Side Note: Many IT departments have rebranded themselves as R&D departments. The R&D metaphor evokes the sense that IT Departments are identifying products and leading the business. In some startup and cutting edge technology firms this is may well be true; however, generally the use of the term is a misnomer or wishful thinking. Instead most IT departments are focused on product delivery, i.e. building solutions based on relatively tried and true frameworks and methods. If you doubt the veracity of that statement just observe the amount of package software (e.g. SAP, PeopleSoft) your own organization supports.

Music on the page is just a potential. Like software, it changes when it is implemented.

Music on the page is just a potential. Like software, it changes when it is implemented.

The twelve principles that underpin the Agile Manifesto include several that link the concept of value to the delivery of working software. The focus on working software stems from one of the four values, “Working software over comprehensive documentation,” which is a reaction to projects and programs that seem to value reports and PowerPoint presentations more than putting software in the hands of users. For a typical IT organization that develops, enhances and maintains the software that the broader organization uses to do their ultimate business, value is only delivered when software can be used in production. Implementing software provides value through the following four mechanisms:

  1. Validation – In order to get the point where software is written, tested and implemented a number of  decisions must be make.  Implementing functional software and getting real people to use the software validates not only the ideas that the software represents, but also the assumptions that were made to prioritize the need and build the software.
  2. Real life feedback – The best feedback is generated when users actually have to use the software to do their job in their day-to-day environment. Reviews and demonstrations are a great tool to generate initial feedback, however those are artificial environments that lack the complexity of most office environments.
  3. Proof of performance – One of the most salient principles of the Agile Manifesto is that working software is the primary measure of progress. The delivery of valuable working software communicates with the wider organizational community that they are getting something of value for their investment.
  4. Revenue – In scenarios where the software being delivered, enhanced or maintained is customer facing, until it is in use it can’t generate revenue (whether the implementation is a new software supported product or improvement in the user experience of an existing product).

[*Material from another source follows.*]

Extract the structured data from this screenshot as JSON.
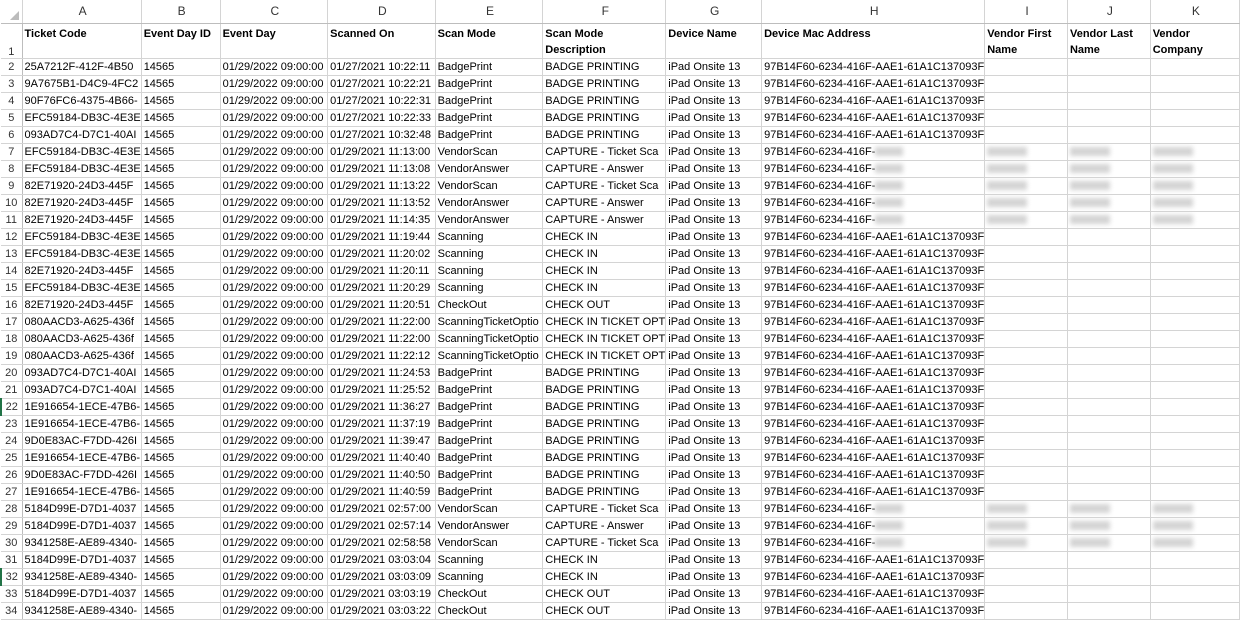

In most scenarios, software that is both in production and being used creates value for the organization. Software that is either being worked on or sitting in library waiting to be implemented into production might have potential value, but that potential has little real value unless it can be converted. In batteries, the longer we wait to convert potential energy into kinetic energy the less energy that exists because the capacity of the battery decays over time. Information, like the capacity of a battery, decays over time in any reasonably dynamic environment. Software requirements and the ideas encompassed by the physical software also decay over time as the world we live and work in changes. Bottom line: If the software is not in production, we can’t get value from using it, nor can we get feedback that tells us that if the work environment it will someday run in is changing; therefore, all we have is a big ball of uncertainty.  And, as we know, uncertainty reduces value.